The American Sign Language Project

ASL Project Screen Shot

Brent Shiver (CDM MS ’04, PhD ’13), an advisory software engineer for IBM Accessibility, was profiled in the summer issue of DePaul Magazine. When Shiver was a student at DePaul, he helped with an animation project designed to facilitate communication between hearing and deaf populations. Learn more about the project below.

Many people can relate to the frustration of trying to communicate with someone who doesn’t speak the same language. Now imagine facing that problem every day as a person who mainly uses American Sign Language (ASL) to communicate with the hearing world.

A group of DePaul professors and students have undertaken a research project to help bridge this gap. The DePaul ASL Project combines computer technology and linguistics research to create an animated English-to-ASL translator as a way to better connect deaf and hearing populations.
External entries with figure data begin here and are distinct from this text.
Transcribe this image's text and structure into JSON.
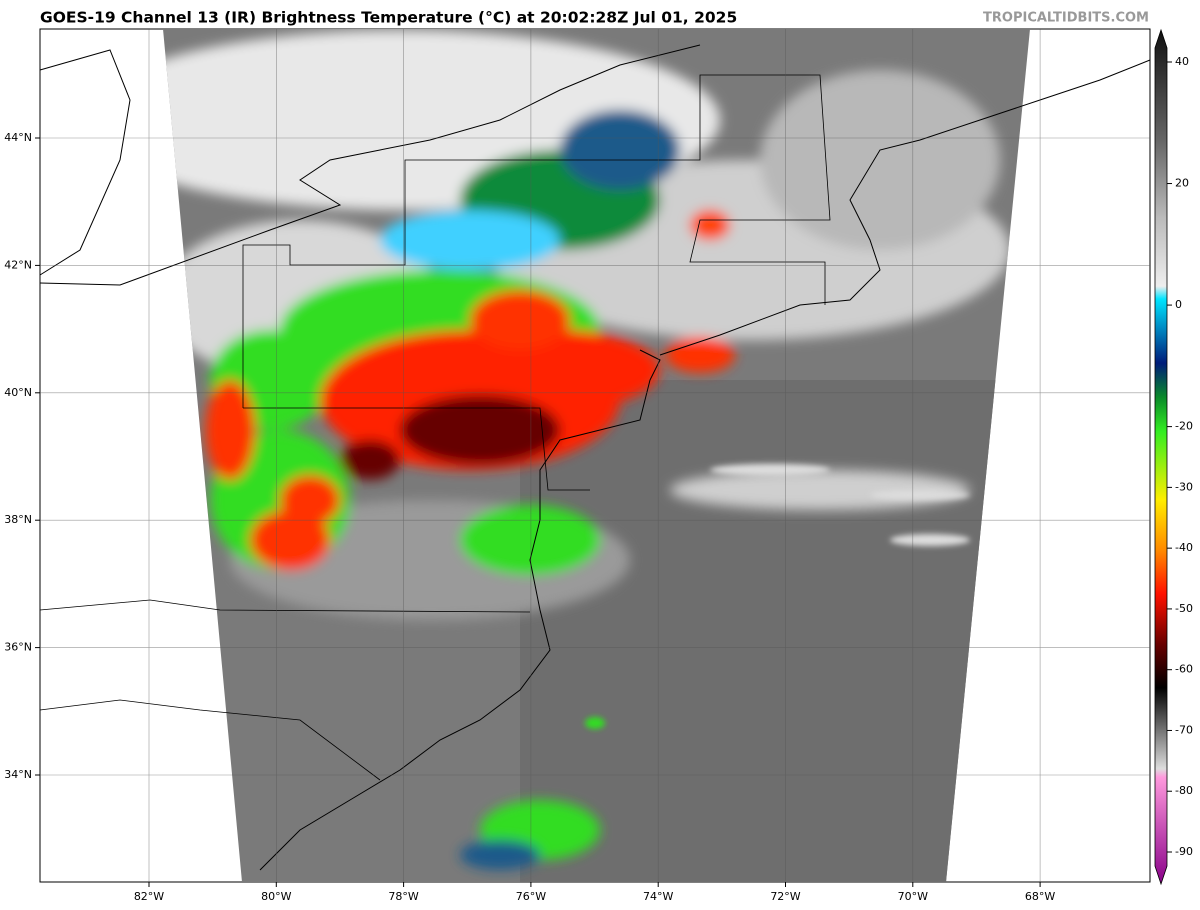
{
  "header": {
    "title": "GOES-19 Channel 13 (IR) Brightness Temperature (°C) at 20:02:28Z Jul 01, 2025",
    "credit": "TROPICALTIDBITS.COM"
  },
  "map": {
    "lon_labels": [
      "82°W",
      "80°W",
      "78°W",
      "76°W",
      "74°W",
      "72°W",
      "70°W",
      "68°W"
    ],
    "lat_labels": [
      "44°N",
      "42°N",
      "40°N",
      "38°N",
      "36°N",
      "34°N"
    ]
  },
  "colorbar": {
    "ticks": [
      40,
      20,
      0,
      -20,
      -30,
      -40,
      -50,
      -60,
      -70,
      -80,
      -90
    ]
  }
}
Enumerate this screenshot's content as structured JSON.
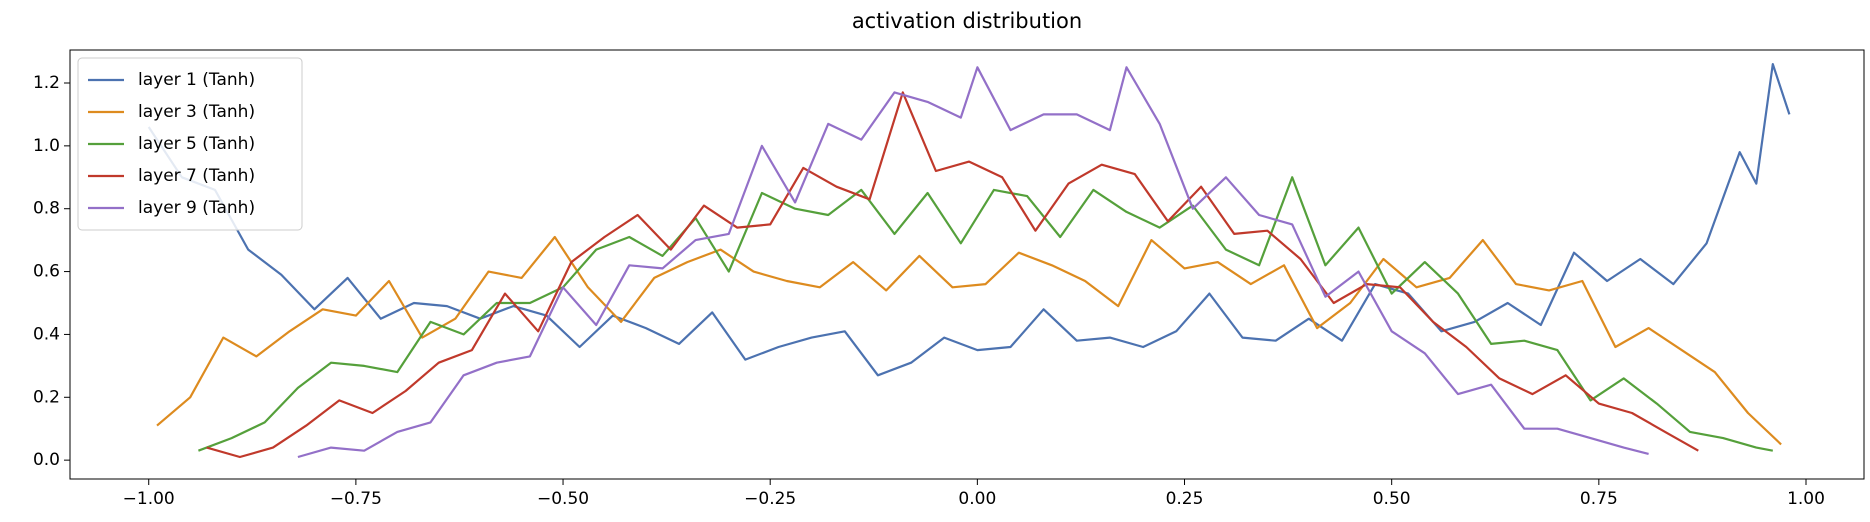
{
  "chart_data": {
    "type": "line",
    "title": "activation distribution",
    "xlim": [
      -1.095,
      1.07
    ],
    "ylim": [
      -0.06,
      1.305
    ],
    "xticks": [
      {
        "value": -1,
        "label": "−1.00"
      },
      {
        "value": -0.75,
        "label": "−0.75"
      },
      {
        "value": -0.5,
        "label": "−0.50"
      },
      {
        "value": -0.25,
        "label": "−0.25"
      },
      {
        "value": 0,
        "label": "0.00"
      },
      {
        "value": 0.25,
        "label": "0.25"
      },
      {
        "value": 0.5,
        "label": "0.50"
      },
      {
        "value": 0.75,
        "label": "0.75"
      },
      {
        "value": 1,
        "label": "1.00"
      }
    ],
    "yticks": [
      {
        "value": 0,
        "label": "0.0"
      },
      {
        "value": 0.2,
        "label": "0.2"
      },
      {
        "value": 0.4,
        "label": "0.4"
      },
      {
        "value": 0.6,
        "label": "0.6"
      },
      {
        "value": 0.8,
        "label": "0.8"
      },
      {
        "value": 1,
        "label": "1.0"
      },
      {
        "value": 1.2,
        "label": "1.2"
      }
    ],
    "legend": "upper left",
    "series": [
      {
        "name": "layer 1 (Tanh)",
        "color": "#4c72b0",
        "x": [
          -1.0,
          -0.96,
          -0.92,
          -0.88,
          -0.84,
          -0.8,
          -0.76,
          -0.72,
          -0.68,
          -0.64,
          -0.6,
          -0.56,
          -0.52,
          -0.48,
          -0.44,
          -0.4,
          -0.36,
          -0.32,
          -0.28,
          -0.24,
          -0.2,
          -0.16,
          -0.12,
          -0.08,
          -0.04,
          0.0,
          0.04,
          0.08,
          0.12,
          0.16,
          0.2,
          0.24,
          0.28,
          0.32,
          0.36,
          0.4,
          0.44,
          0.48,
          0.52,
          0.56,
          0.6,
          0.64,
          0.68,
          0.72,
          0.76,
          0.8,
          0.84,
          0.88,
          0.92,
          0.94,
          0.96,
          0.98
        ],
        "values": [
          1.06,
          0.9,
          0.86,
          0.67,
          0.59,
          0.48,
          0.58,
          0.45,
          0.5,
          0.49,
          0.45,
          0.49,
          0.46,
          0.36,
          0.46,
          0.42,
          0.37,
          0.47,
          0.32,
          0.36,
          0.39,
          0.41,
          0.27,
          0.31,
          0.39,
          0.35,
          0.36,
          0.48,
          0.38,
          0.39,
          0.36,
          0.41,
          0.53,
          0.39,
          0.38,
          0.45,
          0.38,
          0.56,
          0.53,
          0.41,
          0.44,
          0.5,
          0.43,
          0.66,
          0.57,
          0.64,
          0.56,
          0.69,
          0.98,
          0.88,
          1.26,
          1.1
        ]
      },
      {
        "name": "layer 3 (Tanh)",
        "color": "#dd8b1f",
        "x": [
          -0.99,
          -0.95,
          -0.91,
          -0.87,
          -0.83,
          -0.79,
          -0.75,
          -0.71,
          -0.67,
          -0.63,
          -0.59,
          -0.55,
          -0.51,
          -0.47,
          -0.43,
          -0.39,
          -0.35,
          -0.31,
          -0.27,
          -0.23,
          -0.19,
          -0.15,
          -0.11,
          -0.07,
          -0.03,
          0.01,
          0.05,
          0.09,
          0.13,
          0.17,
          0.21,
          0.25,
          0.29,
          0.33,
          0.37,
          0.41,
          0.45,
          0.49,
          0.53,
          0.57,
          0.61,
          0.65,
          0.69,
          0.73,
          0.77,
          0.81,
          0.85,
          0.89,
          0.93,
          0.97
        ],
        "values": [
          0.11,
          0.2,
          0.39,
          0.33,
          0.41,
          0.48,
          0.46,
          0.57,
          0.39,
          0.45,
          0.6,
          0.58,
          0.71,
          0.55,
          0.44,
          0.58,
          0.63,
          0.67,
          0.6,
          0.57,
          0.55,
          0.63,
          0.54,
          0.65,
          0.55,
          0.56,
          0.66,
          0.62,
          0.57,
          0.49,
          0.7,
          0.61,
          0.63,
          0.56,
          0.62,
          0.42,
          0.5,
          0.64,
          0.55,
          0.58,
          0.7,
          0.56,
          0.54,
          0.57,
          0.36,
          0.42,
          0.35,
          0.28,
          0.15,
          0.05
        ]
      },
      {
        "name": "layer 5 (Tanh)",
        "color": "#55a03b",
        "x": [
          -0.94,
          -0.9,
          -0.86,
          -0.82,
          -0.78,
          -0.74,
          -0.7,
          -0.66,
          -0.62,
          -0.58,
          -0.54,
          -0.5,
          -0.46,
          -0.42,
          -0.38,
          -0.34,
          -0.3,
          -0.26,
          -0.22,
          -0.18,
          -0.14,
          -0.1,
          -0.06,
          -0.02,
          0.02,
          0.06,
          0.1,
          0.14,
          0.18,
          0.22,
          0.26,
          0.3,
          0.34,
          0.38,
          0.42,
          0.46,
          0.5,
          0.54,
          0.58,
          0.62,
          0.66,
          0.7,
          0.74,
          0.78,
          0.82,
          0.86,
          0.9,
          0.94,
          0.96
        ],
        "values": [
          0.03,
          0.07,
          0.12,
          0.23,
          0.31,
          0.3,
          0.28,
          0.44,
          0.4,
          0.5,
          0.5,
          0.55,
          0.67,
          0.71,
          0.65,
          0.77,
          0.6,
          0.85,
          0.8,
          0.78,
          0.86,
          0.72,
          0.85,
          0.69,
          0.86,
          0.84,
          0.71,
          0.86,
          0.79,
          0.74,
          0.81,
          0.67,
          0.62,
          0.9,
          0.62,
          0.74,
          0.53,
          0.63,
          0.53,
          0.37,
          0.38,
          0.35,
          0.19,
          0.26,
          0.18,
          0.09,
          0.07,
          0.04,
          0.03
        ]
      },
      {
        "name": "layer 7 (Tanh)",
        "color": "#c0392b",
        "x": [
          -0.93,
          -0.89,
          -0.85,
          -0.81,
          -0.77,
          -0.73,
          -0.69,
          -0.65,
          -0.61,
          -0.57,
          -0.53,
          -0.49,
          -0.45,
          -0.41,
          -0.37,
          -0.33,
          -0.29,
          -0.25,
          -0.21,
          -0.17,
          -0.13,
          -0.09,
          -0.05,
          -0.01,
          0.03,
          0.07,
          0.11,
          0.15,
          0.19,
          0.23,
          0.27,
          0.31,
          0.35,
          0.39,
          0.43,
          0.47,
          0.51,
          0.55,
          0.59,
          0.63,
          0.67,
          0.71,
          0.75,
          0.79,
          0.83,
          0.87
        ],
        "values": [
          0.04,
          0.01,
          0.04,
          0.11,
          0.19,
          0.15,
          0.22,
          0.31,
          0.35,
          0.53,
          0.41,
          0.63,
          0.71,
          0.78,
          0.67,
          0.81,
          0.74,
          0.75,
          0.93,
          0.87,
          0.83,
          1.17,
          0.92,
          0.95,
          0.9,
          0.73,
          0.88,
          0.94,
          0.91,
          0.76,
          0.87,
          0.72,
          0.73,
          0.64,
          0.5,
          0.56,
          0.55,
          0.44,
          0.36,
          0.26,
          0.21,
          0.27,
          0.18,
          0.15,
          0.09,
          0.03
        ]
      },
      {
        "name": "layer 9 (Tanh)",
        "color": "#9370c8",
        "x": [
          -0.82,
          -0.78,
          -0.74,
          -0.7,
          -0.66,
          -0.62,
          -0.58,
          -0.54,
          -0.5,
          -0.46,
          -0.42,
          -0.38,
          -0.34,
          -0.3,
          -0.26,
          -0.22,
          -0.18,
          -0.14,
          -0.1,
          -0.06,
          -0.02,
          0.0,
          0.04,
          0.08,
          0.12,
          0.16,
          0.18,
          0.22,
          0.26,
          0.3,
          0.34,
          0.38,
          0.42,
          0.46,
          0.5,
          0.54,
          0.58,
          0.62,
          0.66,
          0.7,
          0.74,
          0.78,
          0.81
        ],
        "values": [
          0.01,
          0.04,
          0.03,
          0.09,
          0.12,
          0.27,
          0.31,
          0.33,
          0.55,
          0.43,
          0.62,
          0.61,
          0.7,
          0.72,
          1.0,
          0.82,
          1.07,
          1.02,
          1.17,
          1.14,
          1.09,
          1.25,
          1.05,
          1.1,
          1.1,
          1.05,
          1.25,
          1.07,
          0.8,
          0.9,
          0.78,
          0.75,
          0.52,
          0.6,
          0.41,
          0.34,
          0.21,
          0.24,
          0.1,
          0.1,
          0.07,
          0.04,
          0.02
        ]
      }
    ]
  }
}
The project began in 1998 when a deaf student approached School of Computing Professor Rosalee Wolfe hoping to develop better accessibility for deaf people, perhaps by hooking up speech recognition technology to video. “ASL is a fully developed linguistic system, and it’s completely different from spoken English. In terms of how the grammar works, it has parts of speech that we’ve never heard of in English,” Wolfe says. “I realized what would work better would be computer animation because it’s much more fluid and you could change its form more easily. Once you shoot video, it’s frozen for all time.”

Wolfe also realized that animating a figure signing ASL would be preferable to animating a figure speaking English and asking viewers to lip read. “So much of English is ambiguous when you look at the face. We have 44-45 phonemes [distinct units of sound that distinguish one word from another], but if you look at animation techniques, animators use between nine and 11 mouth shapes to represent those phonemes—so, for example, mat, bat and pat all look the same,” says Wolfe, who has been learning ASL through Columbia College Chicago’s interpreter training program.

The project has grown over 17 years, and the current online demo shows how the animated signer portrays different parts of the language; for example, the avatar moves her eyes or mouth differently to show “big” or “small” and points certain ways to indicate “he said” versus “she said.”

Associate Professor John McDonald notes that students have worked on a wide range of different aspects of the project, from math and programming to more artistic modeling of the character to studying how to design computer interfaces. “The project is quite amazing in terms of the breadth of different techniques that are required to attack the problem,” says McDonald.

One student who was involved with the project was Brent Shiver (CDM MS ’04, PhD ’13), who now works as an advisory software engineer for IBM Accessibility in Austin. Shiver, who became deaf at age two-and-a-half as a result of a bout of spinal meningitis, had experience with ASL and was willing to share his knowledge with hearing students and professors.

“We have to talk to students about the challenges that the deaf have in communicating and interacting with hearing people on a daily basis, and we also teach them about the importance of ASL as a part of deaf culture,” McDonald explains. “In that respect, Brent was an invaluable resource while he was here. He was incredibly generous with his time in terms of both helping other students learn ASL and helping them understand how to approach parts of it in order to animate it.”

The project doesn’t just aim to create a passable facsimile of sign language—the goal is to create a lifelike animation. “When we started many years ago, the first reaction [from ASL speakers] was, ‘Well, I can understand it, but it’s very robotic,’” McDonald says. “Over the years we’ve been working very hard to incorporate more natural motion into the signer.”

In addition to classroom work, students collaborate with faculty members on research and are involved at all levels in presenting their work. McDonald, Wolfe and PhD students presented at a workshop on sign language avatars in Paris in April and will be presenting in Los Angeles in August. The PhD students are also assisting with a presentation that faculty will be giving at the Theoretical Issues in Sign Language Research conference in Melbourne, Australia, in January 2016.

“We could not have accomplished this work at any other university,” Wolfe says. “DePaul has a unique environment in that there’s such deep-rooted set of values regarding the dignity of the individual and equal access for all, and I believe that’s what has made this work possible.”